Spring Cleaning involves more than closets and windows. Before schools let out, traffic eases up, and daylight extends into the night, consider addressing these financial dust balls.
Tax Matters and Your Kids
The best time to review lingering tax-related matters or think about new strategies is fresh off the filing of your returns. Consider these points to get your total financial situation freshly “cleaned” for the next tax year:
- Hire your kids to work at the family business: Children under 18 employed by their parents’ business (sole proprietors or husband and wife owned partnerships) are not subject to employment taxes. This is a handy way to shift spending money to kids. The work and pay rate needs to be legitimate.
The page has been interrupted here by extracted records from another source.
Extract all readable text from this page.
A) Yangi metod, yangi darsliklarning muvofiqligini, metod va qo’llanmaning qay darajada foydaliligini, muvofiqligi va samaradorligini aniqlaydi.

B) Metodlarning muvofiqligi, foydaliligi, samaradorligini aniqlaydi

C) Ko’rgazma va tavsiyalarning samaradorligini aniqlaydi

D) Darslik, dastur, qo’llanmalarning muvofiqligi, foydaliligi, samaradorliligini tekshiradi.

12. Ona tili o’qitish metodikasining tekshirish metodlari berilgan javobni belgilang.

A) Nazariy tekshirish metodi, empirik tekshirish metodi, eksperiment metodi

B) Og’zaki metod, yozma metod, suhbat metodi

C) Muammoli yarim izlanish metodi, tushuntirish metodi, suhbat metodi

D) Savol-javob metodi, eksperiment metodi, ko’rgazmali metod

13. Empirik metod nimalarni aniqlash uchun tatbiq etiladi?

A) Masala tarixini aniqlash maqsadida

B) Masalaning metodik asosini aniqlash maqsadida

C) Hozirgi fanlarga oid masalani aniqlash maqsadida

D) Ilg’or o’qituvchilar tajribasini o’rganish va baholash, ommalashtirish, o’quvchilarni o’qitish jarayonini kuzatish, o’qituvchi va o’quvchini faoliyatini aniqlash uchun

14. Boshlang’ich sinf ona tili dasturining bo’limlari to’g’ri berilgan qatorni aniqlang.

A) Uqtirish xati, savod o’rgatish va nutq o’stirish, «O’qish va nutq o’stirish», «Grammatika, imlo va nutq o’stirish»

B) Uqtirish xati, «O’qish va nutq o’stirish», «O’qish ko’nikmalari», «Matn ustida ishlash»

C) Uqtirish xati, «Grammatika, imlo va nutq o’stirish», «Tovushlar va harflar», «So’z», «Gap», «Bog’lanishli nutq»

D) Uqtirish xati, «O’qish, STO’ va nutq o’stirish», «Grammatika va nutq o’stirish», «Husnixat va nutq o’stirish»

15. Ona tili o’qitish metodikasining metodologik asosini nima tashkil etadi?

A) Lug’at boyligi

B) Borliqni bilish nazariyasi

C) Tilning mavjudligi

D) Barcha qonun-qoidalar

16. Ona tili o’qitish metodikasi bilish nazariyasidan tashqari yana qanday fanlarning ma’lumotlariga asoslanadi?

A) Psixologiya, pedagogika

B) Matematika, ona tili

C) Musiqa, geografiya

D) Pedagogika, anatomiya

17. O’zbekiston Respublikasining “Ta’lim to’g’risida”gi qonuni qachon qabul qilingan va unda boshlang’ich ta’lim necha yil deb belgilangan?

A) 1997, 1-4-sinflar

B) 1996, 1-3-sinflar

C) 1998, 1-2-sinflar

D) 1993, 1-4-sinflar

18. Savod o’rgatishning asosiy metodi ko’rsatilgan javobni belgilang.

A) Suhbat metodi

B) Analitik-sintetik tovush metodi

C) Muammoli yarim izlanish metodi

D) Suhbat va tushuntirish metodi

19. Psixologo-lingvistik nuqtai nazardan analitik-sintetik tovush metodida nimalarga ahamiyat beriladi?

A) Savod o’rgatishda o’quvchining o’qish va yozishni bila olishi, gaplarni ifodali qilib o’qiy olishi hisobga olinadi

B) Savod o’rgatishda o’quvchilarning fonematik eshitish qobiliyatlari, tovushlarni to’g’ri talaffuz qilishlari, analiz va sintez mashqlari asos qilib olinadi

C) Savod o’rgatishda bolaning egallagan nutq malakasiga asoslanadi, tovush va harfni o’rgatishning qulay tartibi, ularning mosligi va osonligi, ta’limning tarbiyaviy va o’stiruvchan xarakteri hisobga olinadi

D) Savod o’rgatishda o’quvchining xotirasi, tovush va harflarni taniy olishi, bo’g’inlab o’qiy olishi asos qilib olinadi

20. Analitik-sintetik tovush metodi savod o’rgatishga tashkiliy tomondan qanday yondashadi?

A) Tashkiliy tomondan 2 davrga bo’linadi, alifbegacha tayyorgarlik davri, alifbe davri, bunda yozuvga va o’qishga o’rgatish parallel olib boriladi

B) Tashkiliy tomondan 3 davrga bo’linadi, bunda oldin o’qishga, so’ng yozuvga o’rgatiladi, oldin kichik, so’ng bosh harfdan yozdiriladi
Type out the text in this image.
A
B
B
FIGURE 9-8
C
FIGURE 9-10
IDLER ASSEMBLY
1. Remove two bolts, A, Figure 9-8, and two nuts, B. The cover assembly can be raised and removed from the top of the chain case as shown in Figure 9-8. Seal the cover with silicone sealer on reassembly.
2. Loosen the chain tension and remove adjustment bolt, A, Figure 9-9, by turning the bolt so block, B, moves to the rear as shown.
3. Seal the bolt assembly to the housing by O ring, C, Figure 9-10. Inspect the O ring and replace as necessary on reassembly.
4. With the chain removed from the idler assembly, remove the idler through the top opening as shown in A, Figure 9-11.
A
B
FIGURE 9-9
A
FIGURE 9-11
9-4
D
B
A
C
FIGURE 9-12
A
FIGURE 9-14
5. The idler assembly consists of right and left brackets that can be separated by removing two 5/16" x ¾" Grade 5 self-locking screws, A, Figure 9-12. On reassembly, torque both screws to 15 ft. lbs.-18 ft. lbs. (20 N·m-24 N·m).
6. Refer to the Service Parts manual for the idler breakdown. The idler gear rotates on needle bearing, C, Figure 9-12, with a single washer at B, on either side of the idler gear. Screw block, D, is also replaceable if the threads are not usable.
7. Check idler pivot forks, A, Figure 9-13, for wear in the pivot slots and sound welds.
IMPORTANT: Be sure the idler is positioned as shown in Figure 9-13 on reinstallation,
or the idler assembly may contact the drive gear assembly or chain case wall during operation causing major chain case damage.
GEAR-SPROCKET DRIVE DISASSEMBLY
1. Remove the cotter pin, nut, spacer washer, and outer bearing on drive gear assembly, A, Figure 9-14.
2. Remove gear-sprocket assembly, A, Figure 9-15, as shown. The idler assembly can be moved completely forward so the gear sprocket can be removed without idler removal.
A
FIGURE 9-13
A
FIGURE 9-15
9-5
- Help your kids establish and fund ROTH IRAs. Contributions are limited to the amount of earned income, or $5,500, whichever is less. Contributions to Roth IRAs, while not deductible, allow for tax-free appreciation and distributions.
- College Savings and Custodial Accounts. Remember, custodial accounts are the property of your children, outright, at age 18 or 21 (depending on State). If this is not your intention, consider modifying how you build up your kids’ savings and investment, and if it is worthwhile to establish trusts. Also, for your young kids or grandkids, 529s or prepaid college savings plans provide great tax benefits when started early. However, note that prepaid college plans are considered as the student’s, when seeking financial aid.
Tax Matters and You
- How about a ROTH contribution for you? Look at your company retirement plan. If the plan has a ROTH option, consider making these after-tax contributions. Weighing the benefit of ROTH accounts is largely an exercise in pondering your future vs. current tax rates. If a ROTH option is not available in your current retirement plan, consider raising the option with the appropriate advisors.
- Restricted Stock and capital gains. If you receive restricted stock, consider making the election to treat the value of the restricted stock as income when received, in order to achieve capital gain treatment when you sell the stock in future years. This is a time-sensitive election.
- Are you making significant charitable contributions? Consider making gifts of appreciated stock. While cash contributions represent the transfer of after-tax value, gifts of appreciated stock are a transfer of value before taxes — thus a better bang for the buck.
- Reflect on recent or upcoming changes in your family situation. Changes in family circumstances, financial situation, and business matters may require action. Consider these questions:
- Are updates required for beneficiary designations and contingent beneficiaries, trustees or contingent (or revocable trusts) trustees, trust protectors, powers of attorney, executors, and guardians for your estate planning documents? Have people moved, passed away, or been added to your immediate family and family-at-large?
- Is your Will the primary instrument to pass assets, and is it still the most suitable format, or would your wishes be better served by setting up a Revocable Trust?
- Do your documents properly reflect your wishes of how you want to transfer your assets upon your death, and protect the money left to others?
- Are there new roles to be filled or old ones to be eliminated? Are your trustees and guardians still necessary or, conversely, still up to the task of handling responsibility?
- Have business relationships changed, and related insurance arrangements been updated?